The RHF is an external magnetic field which can improve the tokamak plasma confinement. In the IR-T1, this field is produced by two winding with optimized geometry conductors wound externally around the tokamak chamber with a given helicity. The minor radius of these helical windings are 21 cm (L=2, n=1) and 22cm (L=3, n=1) and also major radius is 50 cm (see fig 6). In this experiment, the current through the helical windings was between 200 and 300A, which is very low compared with the plasma current (32KA).
Figure 7. Positions of the RHF coils (L=2 and L=3modes) on outer surface of the IR-T1 tokamak chamber
We investigate the effects of RHF on plasma modes in presence of L=2, L=3, and L=2&3 modes, on IR-T1 plasma separately (see Figs 8-10).
In these diagrams we investigate the effects of RHF on mode number of plasma. We show that in presence of RHF especially for L=2 and L=2 mode number become less and improvement. In this section we investigate the effects of RHF on plasma parameters, and measure these in presence of L=2, L=3 and L=2&3 modes on IR-T1 plasma (see Fig 11, 12, 13).

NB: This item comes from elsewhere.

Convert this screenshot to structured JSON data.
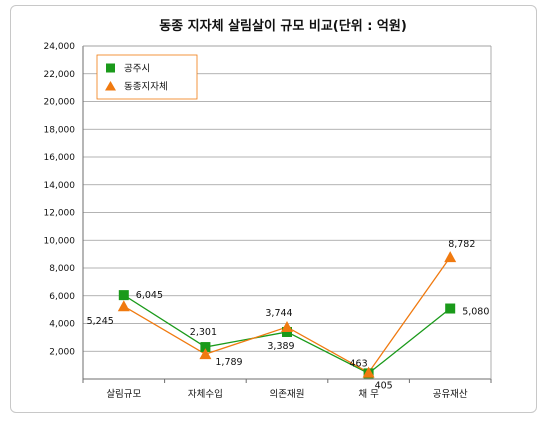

As we show in presence of RHF the plasma parameters can improvement the properties of plasma confinement time with flatting plasma current and increasing plasma resistance and energy confinement time.
Figure 8. Cross section of plasma with RHF L=2. a) cross section of plasma at time duration at 20.0-21.0 ms with mode number m=3; b) cross section of plasma at time duration at 23.0-24.0ms with mode number m=3; c) cross section of plasma at time duration at 26.0-27.0ms with mode number m=4
Figure 9. Cross section of plasma with RHF L=3. a) cross section of plasma at time duration at 19.0-20.0 ms with mode number m=4; b) cross section of plasma at time duration at 23.0-24.0 ms with mode number m=3; c) cross section of plasma at time duration at 26.0-27.0ms with mode number m=3
Figure 10. Cross section of plasma with RHF L=2&3. a) cross section of plasma at time duration at 20.0-21.0 ms with mode number m=4; b) cross section of plasma at time duration at 23.0-24.0 ms with mode number m=4; c) cross section of plasma at time duration at 26.0-27.0ms with mode number m=3
Figure 11. (a) plasma current, (b) loop voltage, (c) plasma resistance, (d) poloidal beta, (e) energy confinement time in RHF (L=2)
Figure 12. (a) plasma current, (b) loop voltage, (c) plasma resistance, (d) poloidal beta, (e) energy confinement time in RHF (L=3)
Figure 13. (a) plasma current, (b) loop voltage, (c) plasma resistance, (d) poloidal beta, (e) energy confinement time in RHF (L=2&3)

5. Summary and Discussion

In this paper we presented the effects of emissive limiter biasing and RHF on the plasma modes and plasma parameters. For this purpose a hot limiter biasing constructed and installed on the IR-T1 tokamak and then the positive voltage applied to limiter inserted inside the tokamak, and modes number of plasma and plasma parameters in the absence and presence of hot limiter biasing were measured. We plotted the polar diagram of the magnetic field fluctuations using FFT analysis on the poloidal array of Mirnov coils. Also we investigate the effects of RHF on the modes number and plasma parameters we measured it, with introducing of different modes of the RHF (L=2, L=3, L=2&3). Results show that hot limiter biasing and RHF with can decrease the plasma fluctuations consequently mode number decrease and plasma parameters improvement.